Gabon : Nzouba-Ndama s’empare à son tour du débat sur l’homosexualité pour ne pas se faire distancer par Ping

Guy Nzouba-Ndama escompte remplacer Jean Ping comme leader naturel de l'opposition au Gabon © DR

Inaudible et inexistante depuis le début de la crise du Covid-19, l’opposition s’est réveillée ces derniers jours à la faveur du débat sur l’homosexualité. Après Jean Ping samedi, c’était au tour ce mardi du président des Démocrates, Guy Nzouba-Ndama, de prendre la parole sur ce sujet qui divise la société gabonaise.
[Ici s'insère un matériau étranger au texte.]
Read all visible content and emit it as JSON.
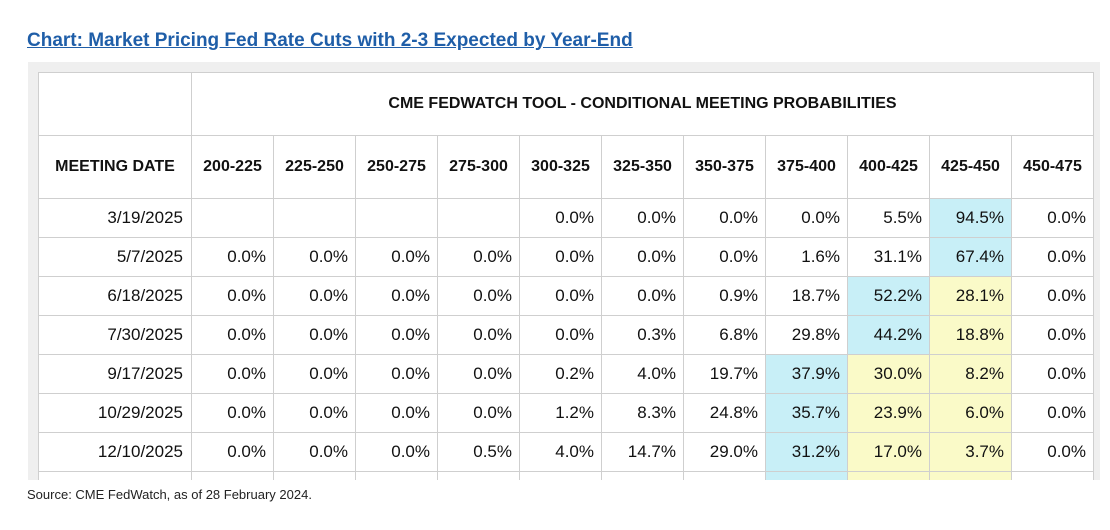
{
  "link_title": "Chart: Market Pricing Fed Rate Cuts with 2-3 Expected by Year-End",
  "source_note": "Source: CME FedWatch, as of 28 February 2024.",
  "colors": {
    "link": "#1f5ea8",
    "blue_highlight": "#c8eff7",
    "yellow_highlight": "#fafac8",
    "frame": "#efefef"
  },
  "chart_data": {
    "type": "table",
    "title": "CME FEDWATCH TOOL - CONDITIONAL MEETING PROBABILITIES",
    "columns": [
      "MEETING DATE",
      "200-225",
      "225-250",
      "250-275",
      "275-300",
      "300-325",
      "325-350",
      "350-375",
      "375-400",
      "400-425",
      "425-450",
      "450-475"
    ],
    "rows": [
      [
        "3/19/2025",
        "",
        "",
        "",
        "",
        "0.0%",
        "0.0%",
        "0.0%",
        "0.0%",
        "5.5%",
        "94.5%",
        "0.0%"
      ],
      [
        "5/7/2025",
        "0.0%",
        "0.0%",
        "0.0%",
        "0.0%",
        "0.0%",
        "0.0%",
        "0.0%",
        "1.6%",
        "31.1%",
        "67.4%",
        "0.0%"
      ],
      [
        "6/18/2025",
        "0.0%",
        "0.0%",
        "0.0%",
        "0.0%",
        "0.0%",
        "0.0%",
        "0.9%",
        "18.7%",
        "52.2%",
        "28.1%",
        "0.0%"
      ],
      [
        "7/30/2025",
        "0.0%",
        "0.0%",
        "0.0%",
        "0.0%",
        "0.0%",
        "0.3%",
        "6.8%",
        "29.8%",
        "44.2%",
        "18.8%",
        "0.0%"
      ],
      [
        "9/17/2025",
        "0.0%",
        "0.0%",
        "0.0%",
        "0.0%",
        "0.2%",
        "4.0%",
        "19.7%",
        "37.9%",
        "30.0%",
        "8.2%",
        "0.0%"
      ],
      [
        "10/29/2025",
        "0.0%",
        "0.0%",
        "0.0%",
        "0.0%",
        "1.2%",
        "8.3%",
        "24.8%",
        "35.7%",
        "23.9%",
        "6.0%",
        "0.0%"
      ],
      [
        "12/10/2025",
        "0.0%",
        "0.0%",
        "0.0%",
        "0.5%",
        "4.0%",
        "14.7%",
        "29.0%",
        "31.2%",
        "17.0%",
        "3.7%",
        "0.0%"
      ]
    ],
    "highlights": [
      [
        "",
        "",
        "",
        "",
        "",
        "",
        "",
        "",
        "",
        "",
        "blue",
        ""
      ],
      [
        "",
        "",
        "",
        "",
        "",
        "",
        "",
        "",
        "",
        "",
        "blue",
        ""
      ],
      [
        "",
        "",
        "",
        "",
        "",
        "",
        "",
        "",
        "",
        "blue",
        "yellow",
        ""
      ],
      [
        "",
        "",
        "",
        "",
        "",
        "",
        "",
        "",
        "",
        "blue",
        "yellow",
        ""
      ],
      [
        "",
        "",
        "",
        "",
        "",
        "",
        "",
        "",
        "blue",
        "yellow",
        "yellow",
        ""
      ],
      [
        "",
        "",
        "",
        "",
        "",
        "",
        "",
        "",
        "blue",
        "yellow",
        "yellow",
        ""
      ],
      [
        "",
        "",
        "",
        "",
        "",
        "",
        "",
        "",
        "blue",
        "yellow",
        "yellow",
        ""
      ]
    ],
    "partial_row_highlights": [
      "",
      "",
      "",
      "",
      "",
      "",
      "",
      "",
      "blue",
      "yellow",
      "yellow",
      ""
    ]
  }
}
Avec un objectif en tête : ne pas se laisser distancer par le leader de la CNR dans la perspective de l’élection présidentielle de 2023.

Silencieux depuis le début de la crise du Covid-19, Guy Nzouba-Ndama est sorti ce mardi de sa torpeur.

A l’occasion d’une conférence de presse, il a, dans un discours à l’argumentaire alambiqué, dit son opposition à la loi de dépénalisation de l’homosexualité au Gabon.

Pour le patron du principal groupe d’opposition à l’Assemblée nationale, l’enjeu était en réalité politique et plus précisément électoral, comme l’explique un professeur de l’UOB.

« Depuis deux ans, on assiste à une guerre de leadership larvée au sein de l’opposition avec d’un côté, Jean Ping, qui est en reflux, et de l’autre Guy Nzouba-Ndama, fort de son statut de président du premier parti d’opposition représenté à l’Assemblée nationale. Comme Jean Ping a pris la parole samedi sur le sujet de l’homosexualité, Guy Nzouba-Ndama ne pouvait pas se permettre de se laisser distancer. D’où la convocation de cette conférence de presse au pied levé ce mardi et motivée moins par l’esprit de conviction que par des raisons tactiques », explique l’universitaire, spécialiste de science politique.

Pourquoi le faire sur l’homosexualité ? « C’est un choix instrumental. En dépit des reproches que l’on peut faire aux autorités sur la crise du Covid-19, celles-ci ont, si l’on compare par rapport aux autres pays africains, bien géré la situation avec un taux de tests de la population très élevé et un taux de létalité beaucoup plus faible que la moyenne continentale. Par conséquent, la seule manière pour l’opposition de taper sur la majorité, c’est de s’emparer du débat sur l’homosexualité qui est très clivant dans la société », éclaire l’universitaire.

Moins par conviction que par esprit tactique et électoraliste

Et peu importe si, sur le fond, le discours de Guy Nzouba-Ndama est truffé d’approximations, comme l’était également celui de Ping. « Quand le président des Démocrates soutient que l’homosexualité ne fait pas partie de la tradition gabonaise, il omet de dire que, depuis l’Indépendance à juillet 2019, celle-ci n’était pas pénalisée », souligne le professeur, qui relève par ailleurs que « M. Nzouba-Ndama s’est évertué à entretenir la confusion entre dépénalisation et légalisation. Contrairement à ce qu’il laisse entendre de manière fallacieuse, dépénaliser l’homosexualité, ça n’est pas reconnaître le mariage homosexuel, admettre la gay pride ou autres choses de de genre », rappelle l’universitaire.

Mais l’important pour Guy Nzouba-Ndama n’était pas tant de coller à la vérité que de marquer à la culotte un rival qu’il estime toujours dangereux dans la perspective de l’élection présidentielle de 2023. Car cette fois-ci, et contrairement à 2016, le leader des Démocrates n’a pas l’intention de s’effacer derrière le patron de la CNR. Jean Ping est prévenu.